VERDI extracts confidence from LLM judge reasoning without extra inference calls
New method reads verification traces to flag when automated evaluations are trustworthy, hitting 0.72–0.91 AUROC on GPT-4.1-mini without token log-probabilities.
VERDI (VERification-Decomposed Inference) is a confidence-estimation technique that analyzes the reasoning trace a structured LLM judge already produces—no additional inference calls required. The method addresses a persistent gap in LLM-as-Judge deployments: practitioners rarely know when to trust an automated verdict, and the standard fallback—token log-probabilities—either isn't available on commercial APIs or saturates above 0.999 when judges output structured JSON.

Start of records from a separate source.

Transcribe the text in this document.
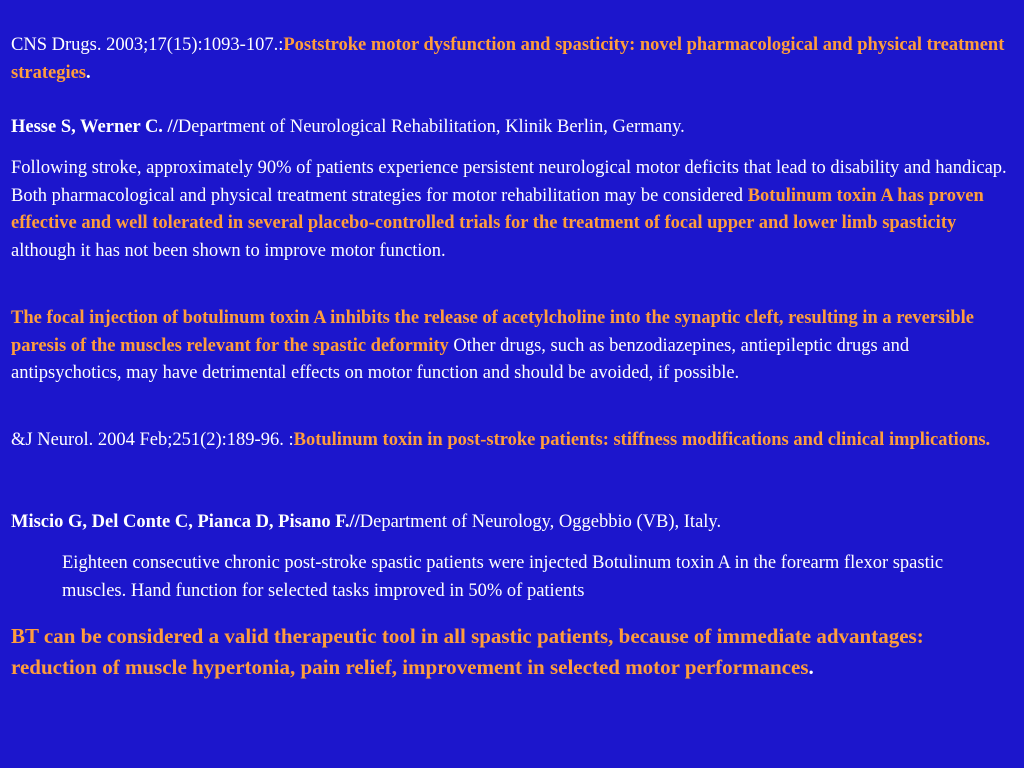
CNS Drugs. 2003;17(15):1093-107.:Poststroke motor dysfunction and spasticity: novel pharmacological and physical treatment strategies.

Hesse S, Werner C. //Department of Neurological Rehabilitation, Klinik Berlin, Germany.

Following stroke, approximately 90% of patients experience persistent neurological motor deficits that lead to disability and handicap. Both pharmacological and physical treatment strategies for motor rehabilitation may be considered Botulinum toxin A has proven effective and well tolerated in several placebo-controlled trials for the treatment of focal upper and lower limb spasticity although it has not been shown to improve motor function.

The focal injection of botulinum toxin A inhibits the release of acetylcholine into the synaptic cleft, resulting in a reversible paresis of the muscles relevant for the spastic deformity Other drugs, such as benzodiazepines, antiepileptic drugs and antipsychotics, may have detrimental effects on motor function and should be avoided, if possible.

&J Neurol. 2004 Feb;251(2):189-96. :Botulinum toxin in post-stroke patients: stiffness modifications and clinical implications.

Miscio G, Del Conte C, Pianca D, Pisano F.//Department of Neurology, Oggebbio (VB), Italy.

Eighteen consecutive chronic post-stroke spastic patients were injected Botulinum toxin A in the forearm flexor spastic muscles. Hand function for selected tasks improved in 50% of patients

BT can be considered a valid therapeutic tool in all spastic patients, because of immediate advantages: reduction of muscle hypertonia, pain relief, improvement in selected motor performances.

The approach decomposes each verification-style evaluation into sub-checks and extracts three signals from the trace: Step-Verdict Alignment (whether intermediate reasoning steps support the final label), Claim-Level Margin (confidence spread across atomic claims), and Evidence Grounding Score (how well cited evidence backs each claim). A Platt-scaled logistic regression combines the signals into a single confidence estimate. Because VERDI reads structure the judge already emits, it adds zero latency and zero cost beyond the original call.
On benchmarks
Across three public datasets, VERDI achieves AUROC between 0.72 and 0.91 on GPT-4.1-mini and 0.66 to 0.80 on GPT-5.4-mini. On open-weight Qwen3.5 models (4B, 9B, 27B parameters), where answer-token log-probabilities are anti-calibrated—higher confidence correlates with errors, yielding AUROC as low as 0.32—VERDI still reaches 0.56 to 0.70. In a production system with eight rubrics, the method hits 0.73 to 0.88 AUROC on factual evaluation tasks. Cross-model transfer experiments show AUROC between 0.66 and 0.69 when a regressor trained on one model is applied to another.
The paper also demonstrates that a 33-million-parameter Natural Language Inference model can replace regex-based extraction of the structural signals, offering a scalable path for practitioners who want to avoid hand-coded parsers. The preprint appeared on arXiv on May 13, 2026.